Emotion Transfer: Best Practices
Emotion Transfer often produces high-quality results out of the box. For additional control and refinement, the following editing methods help you fine-tune performance, timing, and expression.
Improve Voice Output Using Text Edits
A lot can be achieved simply by editing the text of your translated phrase. Commas and exclamation marks bring out the desired intonation. Capitalized words or quotation marks influence logical stress. If the synthesis mispronounces a foreign word of a proper name, you can spell it “as it sounds”.
Improve Voice Output Using Versions:
With Emotion transfer, unlimited number of synthesis versions can be generated for a phrase. They are currently generated two at a time.
While editing a phrase, click on the versions button.

Generate as many versions as you need.
Select the best one.

Adjust Voice Expressiveness
You can make a voice more or less expressive by changing the value of this parameter. Try generating versions with different expressiveness and see which option works best in your case.

Duration Control
Duration control is a powerful tool for aligning synthesized speech with timing requirements in dubbing and voiceover workflows. When generating new versions, you can specify the expected duration of the synthesized phrase.
The AI voice will automatically adjust its speaking rate — slower or faster — to match the target duration.
This allows you to control pacing naturally, without changing playback speed or introducing audio artifacts.
If needed, the resulting phrase can still be fine-tuned on the timeline by stretching or squeezing it.
“Auto” duration is used by default. When this option is chosen, the voice speaks with the most natural speed, considering the reference.
If you feel that automatically picked duration doesn’t match the pace and rhythm of the original voice, unflag it (Fig. 1), and you will be able to change the “Expected duration” parameter (Fig. 2). This feature is in Beta version, so your Expected duration will not always be met by synthesis. Please allow for some margin.
The ”Orig duration” button lets you copy the duration of the original phrase into the “Expected duration” field.


Changing reference phrases
For better consistency or expression, you can generate a new voice using a different reference cues.
Select the phrase and click on the “Adjust emotion transfer” icon.

Select one or two original phrases that you want to use as a reference for a new voice.

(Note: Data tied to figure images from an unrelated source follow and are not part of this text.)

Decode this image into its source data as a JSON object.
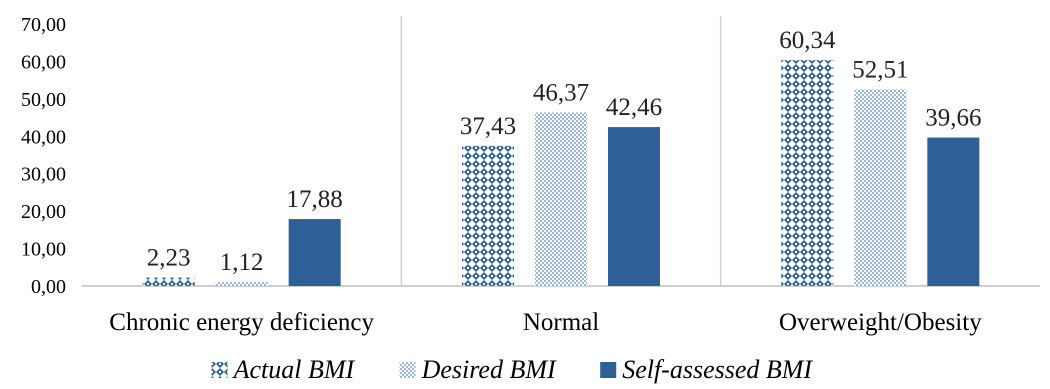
{
  "chart_data": {
    "type": "bar",
    "categories": [
      "Chronic energy deficiency",
      "Normal",
      "Overweight/Obesity"
    ],
    "series": [
      {
        "name": "Actual BMI",
        "values": [
          2.23,
          37.43,
          60.34
        ],
        "labels": [
          "2,23",
          "37,43",
          "60,34"
        ],
        "color": "#2e5f96",
        "pattern": "checker-diamond"
      },
      {
        "name": "Desired BMI",
        "values": [
          1.12,
          46.37,
          52.51
        ],
        "labels": [
          "1,12",
          "46,37",
          "52,51"
        ],
        "color": "#9bb7de",
        "pattern": "dotted"
      },
      {
        "name": "Self-assessed BMI",
        "values": [
          17.88,
          42.46,
          39.66
        ],
        "labels": [
          "17,88",
          "42,46",
          "39,66"
        ],
        "color": "#2e5f96",
        "pattern": "solid"
      }
    ],
    "yticks": [
      "0,00",
      "10,00",
      "20,00",
      "30,00",
      "40,00",
      "50,00",
      "60,00",
      "70,00"
    ],
    "ylim": [
      0,
      70
    ],
    "grid": false,
    "category_separators": true,
    "legend_position": "bottom"
  }
}
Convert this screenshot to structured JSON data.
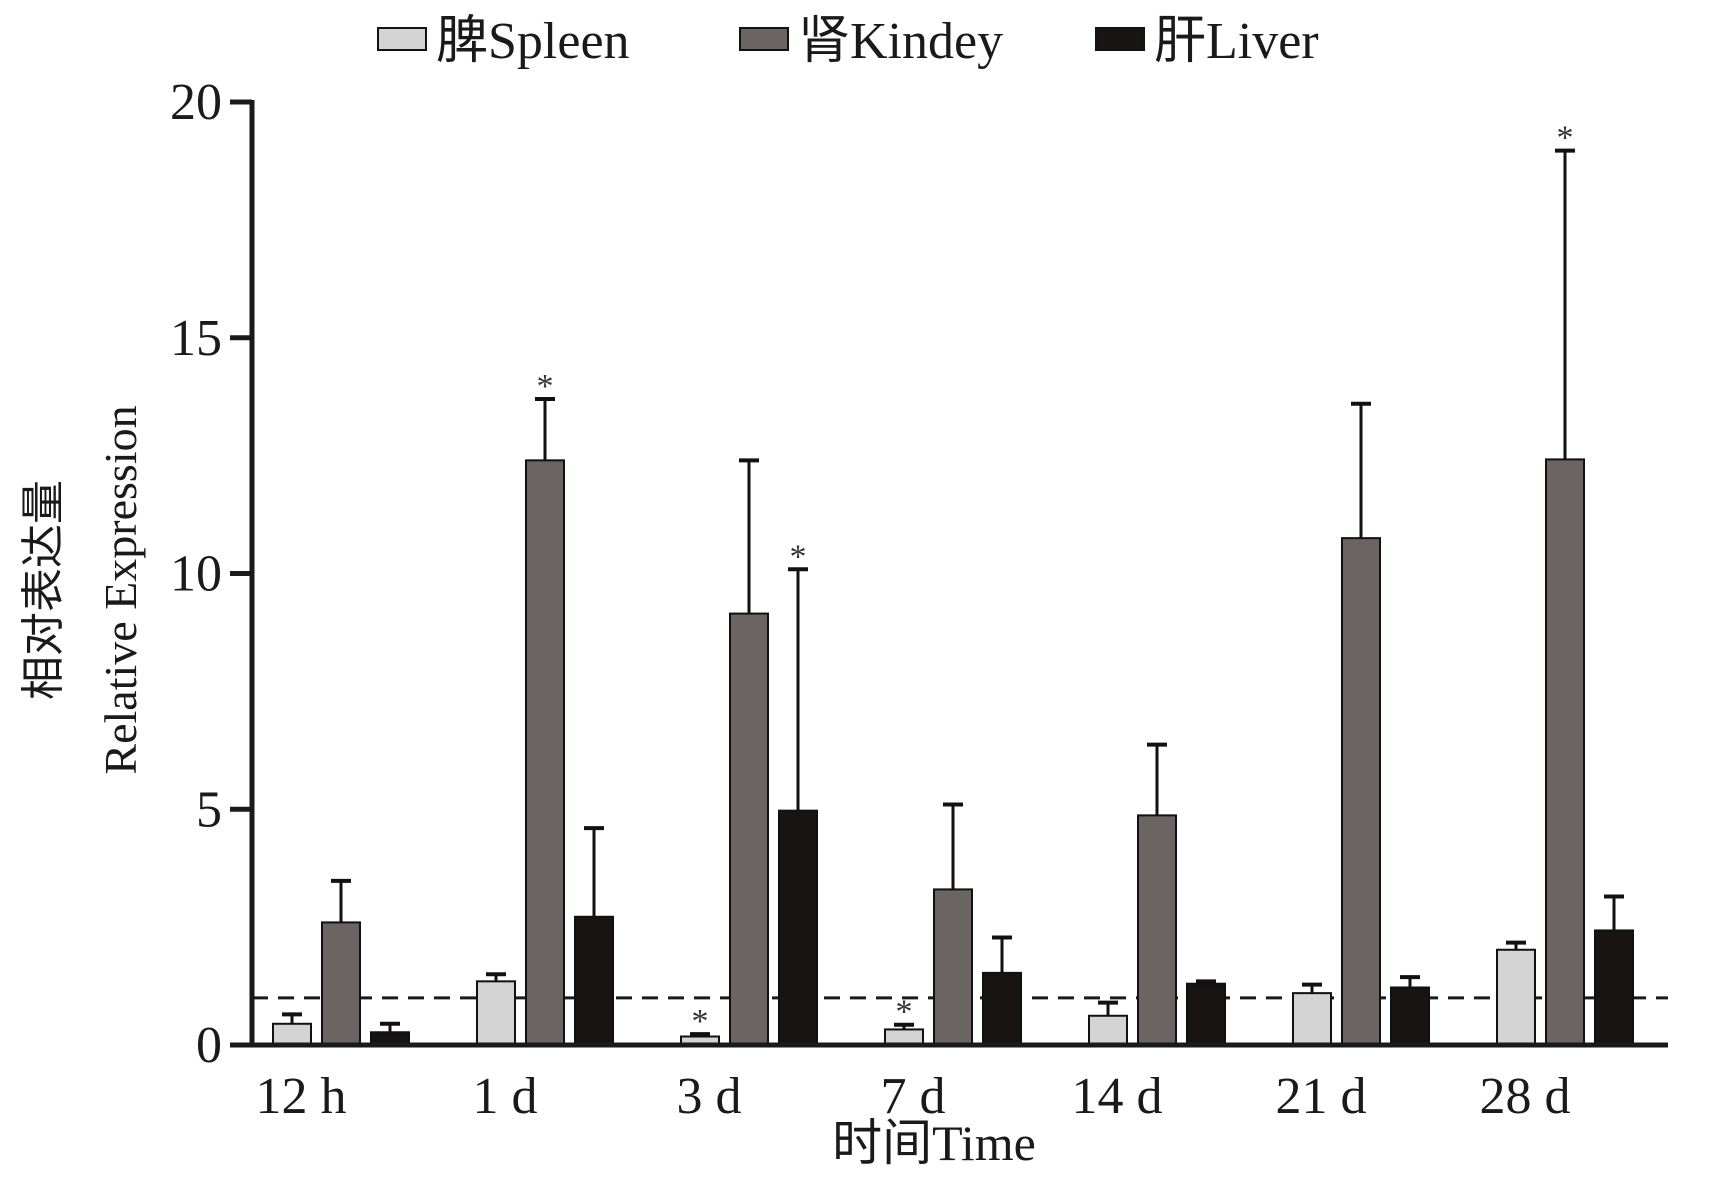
{
  "colors": {
    "spleen": "#d4d4d4",
    "kidney": "#6a6463",
    "liver": "#181414",
    "axis": "#1a1a1a",
    "background": "#ffffff"
  },
  "chart_data": {
    "type": "bar",
    "title": "",
    "xlabel": "时间Time",
    "ylabel_cn": "相对表达量",
    "ylabel_en": "Relative Expression",
    "ylim": [
      0,
      20
    ],
    "yticks": [
      "0",
      "5",
      "10",
      "15",
      "20"
    ],
    "ytick_values": [
      0,
      5,
      10,
      15,
      20
    ],
    "categories": [
      "12 h",
      "1 d",
      "3 d",
      "7 d",
      "14 d",
      "21 d",
      "28 d"
    ],
    "reference_line": 1,
    "significance_marker": "*",
    "legend": [
      "脾Spleen",
      "肾Kindey",
      "肝Liver"
    ],
    "legend_position": "top-center",
    "series": [
      {
        "name": "脾Spleen",
        "color_key": "spleen",
        "values": [
          0.45,
          1.35,
          0.18,
          0.33,
          0.62,
          1.1,
          2.02
        ],
        "errors": [
          0.2,
          0.15,
          0.05,
          0.1,
          0.28,
          0.18,
          0.15
        ],
        "significant": [
          false,
          false,
          true,
          true,
          false,
          false,
          false
        ]
      },
      {
        "name": "肾Kindey",
        "color_key": "kidney",
        "values": [
          2.6,
          12.4,
          9.15,
          3.3,
          4.87,
          10.75,
          12.42
        ],
        "errors": [
          0.88,
          1.3,
          3.25,
          1.8,
          1.5,
          2.85,
          6.55
        ],
        "significant": [
          false,
          true,
          false,
          false,
          false,
          false,
          true
        ]
      },
      {
        "name": "肝Liver",
        "color_key": "liver",
        "values": [
          0.27,
          2.72,
          4.97,
          1.53,
          1.3,
          1.22,
          2.43
        ],
        "errors": [
          0.18,
          1.88,
          5.12,
          0.75,
          0.05,
          0.22,
          0.72
        ],
        "significant": [
          false,
          false,
          true,
          false,
          false,
          false,
          false
        ]
      }
    ]
  }
}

You can listen to them by clicking the play button. Try to use phrases without noise on the background.

Select the chunks that contain the desired emotion.
Click Create voice from selected chunks.
Use the default test text, or enter your own text to better evaluate the result.
Click Use this voice to apply it.
You can generate multiple voices and compare them before selecting the best option.

⚙️ Prompting:
Prompts are not supported for Emotion transfer at this stage, but will be implemented in the future.
⚙️ Pause tags:
Pause tags are not currently supported. If you need to create a pause within a phrase, the following approaches are recommended: 1) use punctuation, 2) generate longer versions (explained in detail below), 3) split the phrase in two and adjust the timings.